Twenty years ago today on February 28, 1993, agents from the Bureau of Alcohol, Tobacco and Firearms raided the Branch Davidian cult compound in Waco, Texas, prompting a gun battle in which four agents and six cult members were killed. The federal agents were attempting to arrest the leader of the Branch Davidians, David Koresh, on information that the religious sect was stockpiling weapons. A nearly two-month standoff ensued after the unsuccessful raid.
The roots of the confrontation between the federal government and the Branch Davidians went back 10 years before the Waco siege. In 1983, a young man named Vernon Howell showed up at the Mt. Carmel headquarters of the sect. Lois Roden and her son, George, were competing for leadership of the commune at the time. Lois had an affair with Howell, but died shortly thereafter. George Roden tried to take charge of Mt. Carmel, but Howell challenged his leadership, claiming that he was the Lamb from Revelation, and that his children would be descended from God.
Roden responded by posing a contest to Howell. Whoever could resurrect an exhumed corpse would prove their worthiness to rule the cult. Howell declined the challenge, going instead to the sheriff to have Roden arrested for illegally digging up a body. When the police wanted no part of it, Howell and Roden ended up in a gunfight that left Roden injured. While Howell was awaiting trial for attempted murder, Roden was jailed for contempt for filing “the most obscene and profane motions that probably have ever been filed in a federal courthouse” in an unrelated case. Howell took over the cult and the Mt. Carmel compound in Roden’s absence, and later got a mistrial on the attempted murder charge
Soon, Howell started his own harem, declaring himself the only one allowed to have wives. Reportedly his many wives included girls as young as 12. Howell changed his name to David Koresh in 1990. Not long after, he began filling the cult member’s heads with apocalyptic warnings and insisting that they arm themselves. In 1992, a deliveryman accidentally dropped a package and saw that it was filled with grenades.

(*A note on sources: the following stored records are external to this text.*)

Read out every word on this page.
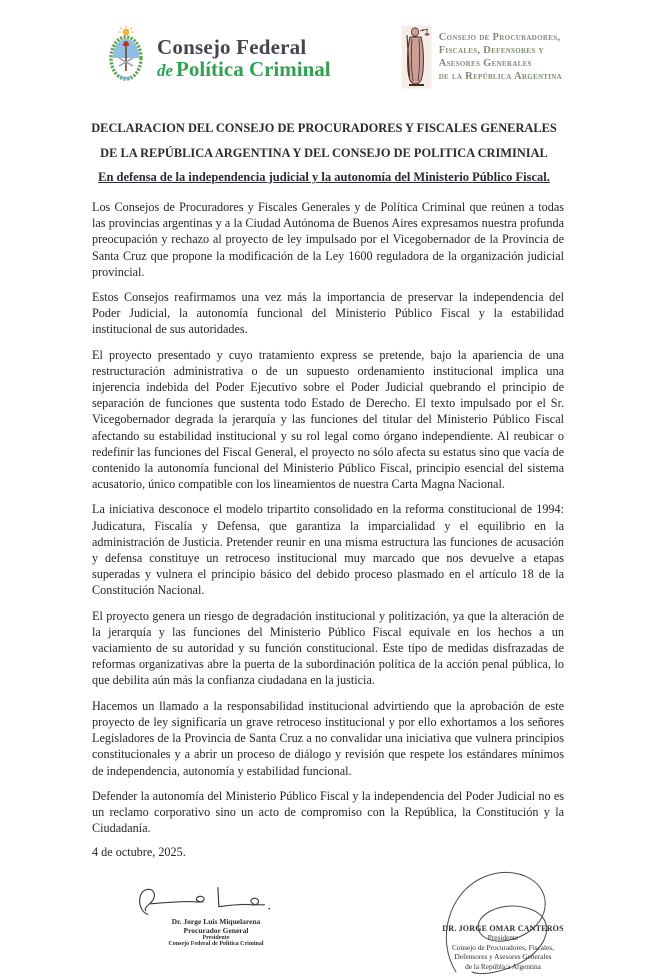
Consejo Federal
de Política Criminal
Consejo de Procuradores,
Fiscales, Defensores y
Asesores Generales
de la República Argentina
DECLARACION DEL CONSEJO DE PROCURADORES Y FISCALES GENERALES
DE LA REPÚBLICA ARGENTINA Y DEL CONSEJO DE POLITICA CRIMINIAL
En defensa de la independencia judicial y la autonomía del Ministerio Público Fiscal.

Los Consejos de Procuradores y Fiscales Generales y de Política Criminal que reúnen a todas las provincias argentinas y a la Ciudad Autónoma de Buenos Aires expresamos nuestra profunda preocupación y rechazo al proyecto de ley impulsado por el Vicegobernador de la Provincia de Santa Cruz que propone la modificación de la Ley 1600 reguladora de la organización judicial provincial.

Estos Consejos reafirmamos una vez más la importancia de preservar la independencia del Poder Judicial, la autonomía funcional del Ministerio Público Fiscal y la estabilidad institucional de sus autoridades.

El proyecto presentado y cuyo tratamiento express se pretende, bajo la apariencia de una restructuración administrativa o de un supuesto ordenamiento institucional implica una injerencia indebida del Poder Ejecutivo sobre el Poder Judicial quebrando el principio de separación de funciones que sustenta todo Estado de Derecho. El texto impulsado por el Sr. Vicegobernador degrada la jerarquía y las funciones del titular del Ministerio Público Fiscal afectando su estabilidad institucional y su rol legal como órgano independiente. Al reubicar o redefinir las funciones del Fiscal General, el proyecto no sólo afecta su estatus sino que vacía de contenido la autonomía funcional del Ministerio Público Fiscal, principio esencial del sistema acusatorio, único compatible con los lineamientos de nuestra Carta Magna Nacional.

La iniciativa desconoce el modelo tripartito consolidado en la reforma constitucional de 1994: Judicatura, Fiscalía y Defensa, que garantiza la imparcialidad y el equilibrio en la administración de Justicia. Pretender reunir en una misma estructura las funciones de acusación y defensa constituye un retroceso institucional muy marcado que nos devuelve a etapas superadas y vulnera el principio básico del debido proceso plasmado en el artículo 18 de la Constitución Nacional.

El proyecto genera un riesgo de degradación institucional y politización, ya que la alteración de la jerarquía y las funciones del Ministerio Público Fiscal equivale en los hechos a un vaciamiento de su autoridad y su función constitucional. Este tipo de medidas disfrazadas de reformas organizativas abre la puerta de la subordinación política de la acción penal pública, lo que debilita aún más la confianza ciudadana en la justicia.

Hacemos un llamado a la responsabilidad institucional advirtiendo que la aprobación de este proyecto de ley significaría un grave retroceso institucional y por ello exhortamos a los señores Legisladores de la Provincia de Santa Cruz a no convalidar una iniciativa que vulnera principios constitucionales y a abrir un proceso de diálogo y revisión que respete los estándares mínimos de independencia, autonomía y estabilidad funcional.

Defender la autonomía del Ministerio Público Fiscal y la independencia del Poder Judicial no es un reclamo corporativo sino un acto de compromiso con la República, la Constitución y la Ciudadanía.

4 de octubre, 2025.
Dr. Jorge Luis Miquelarena
Procurador General
Presidente
Consejo Federal de Política Criminal
DR. JORGE OMAR CANTEROS
Presidente
Consejo de Procuradores, Fiscales,
Defensores y Asesores Generales
de la República Argentina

It was against this background that the federal government obtained a warrant for Koresh’s arrest. To Koresh the failed raid served as proof that he really was being persecuted. When federal agents moved in to end the siege on April 19 with tear gas, a fire broke out. Koresh and about two dozen others shot themselves to death or were shot before the fire engulfed the entire compound. Others died in the fire or the rubble of collapsing buildings, bringing the death toll to 80 Branch Davidians. Only 11 members escaped with their lives.